さてあと一人で俺の番が来るわけだが、まず背後からそいつの喉を特殊な短剣でかき切ると、そのまま半死半生の盾として利用し突っ込んでいく。転生者は死ぬとただの死体だが少しでも生きていれば頑丈な防御力を発揮するのだ。しかし、無傷では抵抗されるのでこれくらいが丁度よい。
「おらあああああああっ!」
邪魔をする神官共を転生者効果で突き飛ばし、そのまま鉄柱の鎖をそいつのルーンブレードで叩き切る。しかし、鎖自体は切れたものの一度の使用で破損してしまった。どうしようもない安物である。
「オムさん頼むぞおおおお。」
俺は転生者の加護を逆利用して盾にしつつ、弓矢や神官共の神円術をふせいでいる。つまり俺は切り込み役でオムさんは救出役だ。
「行けます!」
オムさんは三十三代目メアリー・スーと俺を空中に釣り上げ、逃走を図る。こっちも肉の盾を捨てると素早くオムさんの手を握った。後はカバンに仕込んだ煙幕でそのままおさらばだ。
「メアリーさんの容態は?」
「外傷はありますが、命に別状はありません。治療すれば間に合いますよ。」
俺はほんの少し安心した。だが同時に相当冷え汗もかいている。メアリー・スー救出作戦は初めての事だったからだ。もしも今の相棒に出会ってなければ、自分も残酷な傍観者でいた事だろう。
「どうしてこの子がこんな目に・・・。」
俺は怒りで顔を歪ませる。これは自分自身への負い目も込みだ。
「詳しい説明は治療を済ませてからにしましょう。それに、彼女特有の理由もあるかもしれませんしね。
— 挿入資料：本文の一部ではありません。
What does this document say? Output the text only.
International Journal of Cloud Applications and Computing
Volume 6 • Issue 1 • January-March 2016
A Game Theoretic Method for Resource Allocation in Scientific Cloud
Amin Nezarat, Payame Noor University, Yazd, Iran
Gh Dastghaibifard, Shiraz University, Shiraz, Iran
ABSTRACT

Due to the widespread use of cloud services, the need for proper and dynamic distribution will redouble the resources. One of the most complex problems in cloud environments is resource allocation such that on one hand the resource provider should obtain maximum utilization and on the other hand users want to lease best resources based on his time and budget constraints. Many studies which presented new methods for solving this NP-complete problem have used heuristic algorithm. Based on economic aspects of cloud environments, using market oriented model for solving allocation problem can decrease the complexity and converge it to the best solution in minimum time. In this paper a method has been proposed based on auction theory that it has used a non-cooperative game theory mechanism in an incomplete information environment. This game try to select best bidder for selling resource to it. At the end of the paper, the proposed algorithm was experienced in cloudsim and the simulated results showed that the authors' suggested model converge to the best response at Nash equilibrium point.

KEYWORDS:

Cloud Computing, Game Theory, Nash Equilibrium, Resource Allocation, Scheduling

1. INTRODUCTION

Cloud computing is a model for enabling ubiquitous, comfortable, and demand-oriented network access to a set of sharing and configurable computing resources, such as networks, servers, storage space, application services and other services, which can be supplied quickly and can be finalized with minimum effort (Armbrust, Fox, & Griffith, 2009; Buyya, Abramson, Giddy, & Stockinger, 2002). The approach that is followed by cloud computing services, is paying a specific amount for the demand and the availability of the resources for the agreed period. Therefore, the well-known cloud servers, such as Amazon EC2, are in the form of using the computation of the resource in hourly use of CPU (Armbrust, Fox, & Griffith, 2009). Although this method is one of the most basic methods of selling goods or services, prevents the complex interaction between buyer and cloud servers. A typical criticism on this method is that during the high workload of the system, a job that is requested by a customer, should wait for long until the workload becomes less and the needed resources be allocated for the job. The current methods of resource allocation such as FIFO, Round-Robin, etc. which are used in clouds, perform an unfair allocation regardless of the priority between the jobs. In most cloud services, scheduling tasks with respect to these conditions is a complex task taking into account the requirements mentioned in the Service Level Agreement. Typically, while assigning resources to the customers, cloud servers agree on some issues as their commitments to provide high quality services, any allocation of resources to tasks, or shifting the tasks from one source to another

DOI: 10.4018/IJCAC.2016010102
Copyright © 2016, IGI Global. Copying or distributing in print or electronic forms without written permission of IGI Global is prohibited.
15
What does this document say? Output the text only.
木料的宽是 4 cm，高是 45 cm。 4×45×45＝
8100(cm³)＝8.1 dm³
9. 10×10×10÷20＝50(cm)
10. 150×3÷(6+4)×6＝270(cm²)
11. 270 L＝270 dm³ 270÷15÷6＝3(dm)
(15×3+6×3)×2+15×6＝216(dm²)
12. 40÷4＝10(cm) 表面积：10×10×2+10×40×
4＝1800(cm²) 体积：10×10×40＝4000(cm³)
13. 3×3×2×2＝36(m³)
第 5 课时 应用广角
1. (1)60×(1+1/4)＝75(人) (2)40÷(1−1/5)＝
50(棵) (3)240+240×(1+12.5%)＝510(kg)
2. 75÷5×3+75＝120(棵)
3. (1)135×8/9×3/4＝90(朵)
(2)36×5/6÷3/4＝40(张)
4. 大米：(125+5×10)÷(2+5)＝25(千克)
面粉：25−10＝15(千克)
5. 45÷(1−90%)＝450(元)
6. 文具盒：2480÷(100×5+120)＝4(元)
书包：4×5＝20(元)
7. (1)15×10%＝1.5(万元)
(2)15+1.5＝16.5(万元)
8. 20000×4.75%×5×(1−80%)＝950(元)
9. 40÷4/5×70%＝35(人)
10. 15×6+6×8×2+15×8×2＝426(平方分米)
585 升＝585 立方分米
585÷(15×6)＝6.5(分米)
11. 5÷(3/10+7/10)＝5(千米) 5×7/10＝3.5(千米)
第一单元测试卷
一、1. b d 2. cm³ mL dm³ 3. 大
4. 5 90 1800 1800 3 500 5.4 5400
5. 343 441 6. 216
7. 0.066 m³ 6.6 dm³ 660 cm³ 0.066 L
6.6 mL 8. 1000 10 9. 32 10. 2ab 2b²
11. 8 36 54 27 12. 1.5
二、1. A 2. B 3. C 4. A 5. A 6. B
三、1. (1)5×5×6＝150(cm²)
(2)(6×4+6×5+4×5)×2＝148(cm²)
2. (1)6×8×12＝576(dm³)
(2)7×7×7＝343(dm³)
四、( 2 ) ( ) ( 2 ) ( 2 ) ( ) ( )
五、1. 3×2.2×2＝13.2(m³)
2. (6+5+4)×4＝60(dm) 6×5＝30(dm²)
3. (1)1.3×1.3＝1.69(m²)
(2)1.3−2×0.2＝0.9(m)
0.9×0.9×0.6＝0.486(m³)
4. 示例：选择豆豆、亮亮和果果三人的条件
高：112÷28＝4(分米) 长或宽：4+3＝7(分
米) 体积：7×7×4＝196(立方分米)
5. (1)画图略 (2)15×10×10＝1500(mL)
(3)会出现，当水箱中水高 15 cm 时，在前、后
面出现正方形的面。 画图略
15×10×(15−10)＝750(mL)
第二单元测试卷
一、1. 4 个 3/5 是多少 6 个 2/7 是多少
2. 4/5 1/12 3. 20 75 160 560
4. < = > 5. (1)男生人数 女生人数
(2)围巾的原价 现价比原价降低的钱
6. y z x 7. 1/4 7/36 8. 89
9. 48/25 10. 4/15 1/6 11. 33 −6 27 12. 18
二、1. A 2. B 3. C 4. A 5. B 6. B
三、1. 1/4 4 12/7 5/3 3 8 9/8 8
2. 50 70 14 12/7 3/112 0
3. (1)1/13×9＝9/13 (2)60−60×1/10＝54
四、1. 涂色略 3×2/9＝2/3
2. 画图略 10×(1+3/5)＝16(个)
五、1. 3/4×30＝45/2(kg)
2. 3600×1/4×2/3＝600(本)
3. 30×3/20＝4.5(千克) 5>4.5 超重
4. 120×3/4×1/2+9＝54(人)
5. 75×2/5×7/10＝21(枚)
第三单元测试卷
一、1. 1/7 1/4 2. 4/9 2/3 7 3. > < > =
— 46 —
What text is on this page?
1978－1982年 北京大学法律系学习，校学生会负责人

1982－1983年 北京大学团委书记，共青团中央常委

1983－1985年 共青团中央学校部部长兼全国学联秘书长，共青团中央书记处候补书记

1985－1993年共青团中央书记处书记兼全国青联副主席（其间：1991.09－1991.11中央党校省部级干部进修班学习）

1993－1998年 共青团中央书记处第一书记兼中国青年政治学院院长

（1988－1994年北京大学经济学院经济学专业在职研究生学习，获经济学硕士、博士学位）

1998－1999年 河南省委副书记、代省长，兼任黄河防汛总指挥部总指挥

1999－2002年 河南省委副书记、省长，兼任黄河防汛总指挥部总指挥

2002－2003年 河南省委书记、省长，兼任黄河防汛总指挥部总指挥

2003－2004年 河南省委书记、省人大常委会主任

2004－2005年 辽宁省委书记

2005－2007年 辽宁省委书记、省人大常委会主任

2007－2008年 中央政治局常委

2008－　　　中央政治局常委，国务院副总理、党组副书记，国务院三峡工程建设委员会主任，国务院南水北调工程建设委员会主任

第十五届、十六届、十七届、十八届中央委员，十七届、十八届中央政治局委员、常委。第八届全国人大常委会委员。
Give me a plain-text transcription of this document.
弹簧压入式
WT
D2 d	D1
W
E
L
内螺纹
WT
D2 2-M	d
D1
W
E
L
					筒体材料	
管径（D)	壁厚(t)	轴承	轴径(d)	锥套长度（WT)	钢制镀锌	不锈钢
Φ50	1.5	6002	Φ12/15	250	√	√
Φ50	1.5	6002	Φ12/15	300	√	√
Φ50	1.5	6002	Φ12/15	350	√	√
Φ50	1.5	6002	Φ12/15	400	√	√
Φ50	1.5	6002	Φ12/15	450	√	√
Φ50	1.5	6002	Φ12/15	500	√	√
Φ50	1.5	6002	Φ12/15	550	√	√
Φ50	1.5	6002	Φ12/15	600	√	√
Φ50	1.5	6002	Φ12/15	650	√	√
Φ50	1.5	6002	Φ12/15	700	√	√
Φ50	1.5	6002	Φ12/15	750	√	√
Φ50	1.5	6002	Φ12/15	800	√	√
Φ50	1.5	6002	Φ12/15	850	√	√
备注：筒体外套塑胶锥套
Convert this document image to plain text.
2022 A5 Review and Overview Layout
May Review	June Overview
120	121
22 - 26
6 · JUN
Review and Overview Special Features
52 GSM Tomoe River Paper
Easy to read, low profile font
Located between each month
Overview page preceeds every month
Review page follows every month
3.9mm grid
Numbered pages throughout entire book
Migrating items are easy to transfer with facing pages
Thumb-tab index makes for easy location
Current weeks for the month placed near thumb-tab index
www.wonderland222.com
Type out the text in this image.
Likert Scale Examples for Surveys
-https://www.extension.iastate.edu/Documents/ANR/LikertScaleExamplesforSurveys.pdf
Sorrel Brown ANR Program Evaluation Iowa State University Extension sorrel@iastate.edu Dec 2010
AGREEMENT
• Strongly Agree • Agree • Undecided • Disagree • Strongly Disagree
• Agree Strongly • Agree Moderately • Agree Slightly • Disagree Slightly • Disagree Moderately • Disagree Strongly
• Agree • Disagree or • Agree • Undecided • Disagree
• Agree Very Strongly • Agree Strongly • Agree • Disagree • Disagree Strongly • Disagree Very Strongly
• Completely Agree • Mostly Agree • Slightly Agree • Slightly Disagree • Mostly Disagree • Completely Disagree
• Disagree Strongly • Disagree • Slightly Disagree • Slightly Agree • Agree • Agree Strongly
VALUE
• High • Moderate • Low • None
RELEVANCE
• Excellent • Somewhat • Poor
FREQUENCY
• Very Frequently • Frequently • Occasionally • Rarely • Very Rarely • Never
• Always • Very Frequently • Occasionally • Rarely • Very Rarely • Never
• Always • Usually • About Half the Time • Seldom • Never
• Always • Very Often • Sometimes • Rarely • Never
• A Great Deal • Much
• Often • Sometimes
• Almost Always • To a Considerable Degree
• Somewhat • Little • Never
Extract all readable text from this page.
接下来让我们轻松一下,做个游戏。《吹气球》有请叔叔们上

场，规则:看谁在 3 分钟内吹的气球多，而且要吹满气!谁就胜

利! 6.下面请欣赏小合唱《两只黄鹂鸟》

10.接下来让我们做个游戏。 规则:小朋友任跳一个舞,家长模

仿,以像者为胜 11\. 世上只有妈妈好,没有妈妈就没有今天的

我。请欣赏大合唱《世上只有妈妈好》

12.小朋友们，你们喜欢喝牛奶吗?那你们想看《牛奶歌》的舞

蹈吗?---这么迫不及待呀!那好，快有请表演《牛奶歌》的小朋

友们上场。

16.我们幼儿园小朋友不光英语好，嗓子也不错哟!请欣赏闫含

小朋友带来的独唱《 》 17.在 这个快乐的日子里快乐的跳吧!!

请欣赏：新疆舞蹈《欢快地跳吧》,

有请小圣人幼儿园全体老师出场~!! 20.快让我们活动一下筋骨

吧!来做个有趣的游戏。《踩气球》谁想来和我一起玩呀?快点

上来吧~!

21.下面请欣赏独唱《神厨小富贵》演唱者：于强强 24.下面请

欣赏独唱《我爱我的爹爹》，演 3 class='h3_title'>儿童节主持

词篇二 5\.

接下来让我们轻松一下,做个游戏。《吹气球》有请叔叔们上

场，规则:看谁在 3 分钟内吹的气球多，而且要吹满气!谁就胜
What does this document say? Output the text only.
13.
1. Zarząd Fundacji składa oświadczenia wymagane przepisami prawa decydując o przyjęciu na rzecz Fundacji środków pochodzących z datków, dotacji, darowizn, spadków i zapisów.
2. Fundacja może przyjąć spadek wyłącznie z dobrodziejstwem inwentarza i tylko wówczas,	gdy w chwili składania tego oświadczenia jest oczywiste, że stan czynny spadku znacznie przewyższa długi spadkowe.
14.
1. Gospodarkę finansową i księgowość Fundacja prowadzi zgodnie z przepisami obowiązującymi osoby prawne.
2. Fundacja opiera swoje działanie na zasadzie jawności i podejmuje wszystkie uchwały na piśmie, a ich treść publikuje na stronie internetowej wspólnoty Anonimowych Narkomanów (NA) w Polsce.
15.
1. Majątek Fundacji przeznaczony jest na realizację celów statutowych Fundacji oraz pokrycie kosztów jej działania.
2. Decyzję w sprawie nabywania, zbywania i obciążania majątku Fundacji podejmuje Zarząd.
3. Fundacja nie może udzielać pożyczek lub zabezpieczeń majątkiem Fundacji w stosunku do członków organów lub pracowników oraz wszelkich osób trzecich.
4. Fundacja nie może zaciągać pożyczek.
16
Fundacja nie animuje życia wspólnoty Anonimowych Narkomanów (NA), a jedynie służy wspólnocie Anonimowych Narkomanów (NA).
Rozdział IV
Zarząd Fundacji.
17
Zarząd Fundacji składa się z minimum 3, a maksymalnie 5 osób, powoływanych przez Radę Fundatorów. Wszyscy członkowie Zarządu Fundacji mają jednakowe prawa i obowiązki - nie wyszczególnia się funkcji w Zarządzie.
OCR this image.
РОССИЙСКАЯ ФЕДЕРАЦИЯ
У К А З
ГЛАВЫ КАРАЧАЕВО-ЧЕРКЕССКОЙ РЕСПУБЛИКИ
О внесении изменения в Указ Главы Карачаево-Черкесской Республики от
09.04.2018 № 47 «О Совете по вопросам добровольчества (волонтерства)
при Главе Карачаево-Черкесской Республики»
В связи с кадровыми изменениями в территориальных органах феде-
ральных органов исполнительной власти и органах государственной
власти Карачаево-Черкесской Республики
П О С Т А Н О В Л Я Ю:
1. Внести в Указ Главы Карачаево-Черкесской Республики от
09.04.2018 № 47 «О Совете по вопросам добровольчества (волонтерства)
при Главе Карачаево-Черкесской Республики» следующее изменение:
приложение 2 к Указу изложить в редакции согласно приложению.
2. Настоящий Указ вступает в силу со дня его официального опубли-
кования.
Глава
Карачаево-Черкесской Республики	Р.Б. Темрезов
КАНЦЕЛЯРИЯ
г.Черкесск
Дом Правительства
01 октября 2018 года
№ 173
」
俺は黙って頷くしかなかった。
政令(誤字にあらず)の泉で彼女を介抱した後、俺は改めてオムさんから説明を受けた。
「メアリー・スーはみんなの嫌われ者として送り込まれて来るのです。何者かが裏でその出現を管理しているようなのですが、僕にも詳しい事はまだ分かりません。後は直接本人に話を聞くしか・・。」
相棒もうなだれてしまう。俺はそんな相棒に焼き菓子を分けて一緒に食べたのだった。
しばらくしてメアリー・スーなる少女が目を覚ました。流石政令法術である。内臓への損害が軽微ならばこんなもんだ。大したものであると俺も思う。
「意識はあるか?助かったぞ!良かったなあ。」
俺はほっと胸をなで下ろした。少女はまだ状況を飲み込めていないようで辺り一帯をきょろきょろ見回している。
「使命を果たさないと・・。」
オムさんがいぶかし気な顔をする。使命とはいったい何なのだ?
「君の名前は?ご両親は?」
「私はメアリー。メアリー・スー。退治されると契約を交わした。契約は履行されなければならない。」
そういうと、彼女はフラフラと立ち上がった。まるで亡霊の様に。
「待って下さい、まだ安静にしないと傷が。」
相棒がメアリーを押さえにかかる。ところが、次の瞬間怪しげな発光現象を引き起こしながら俺に向かって突進して来たのだ。何の備えも無かった俺は、血走った目を見てとっさに例の短剣を構えてしまった。そして・・。
「ば、バカ野郎!何やってるんだ。」
三十三人目のメアリー・スーは短剣に心臓を突かれて絶命した。俺が獲物をいつも獲物を仕留める為、刃が肋骨で防がれないよう水平に伏せていたせいだった。
「メアリー・スーが力を使いました。自爆するつもりだったようです。残念ですが・・・。」
オムはバラバラに四散した肉体の破片に祈りを捧げていた。
「畜生・・。俺はいったい。」
夕暮れ時の泉のほとりで、残された2人はただ悲しみに暮れるしかないのだった。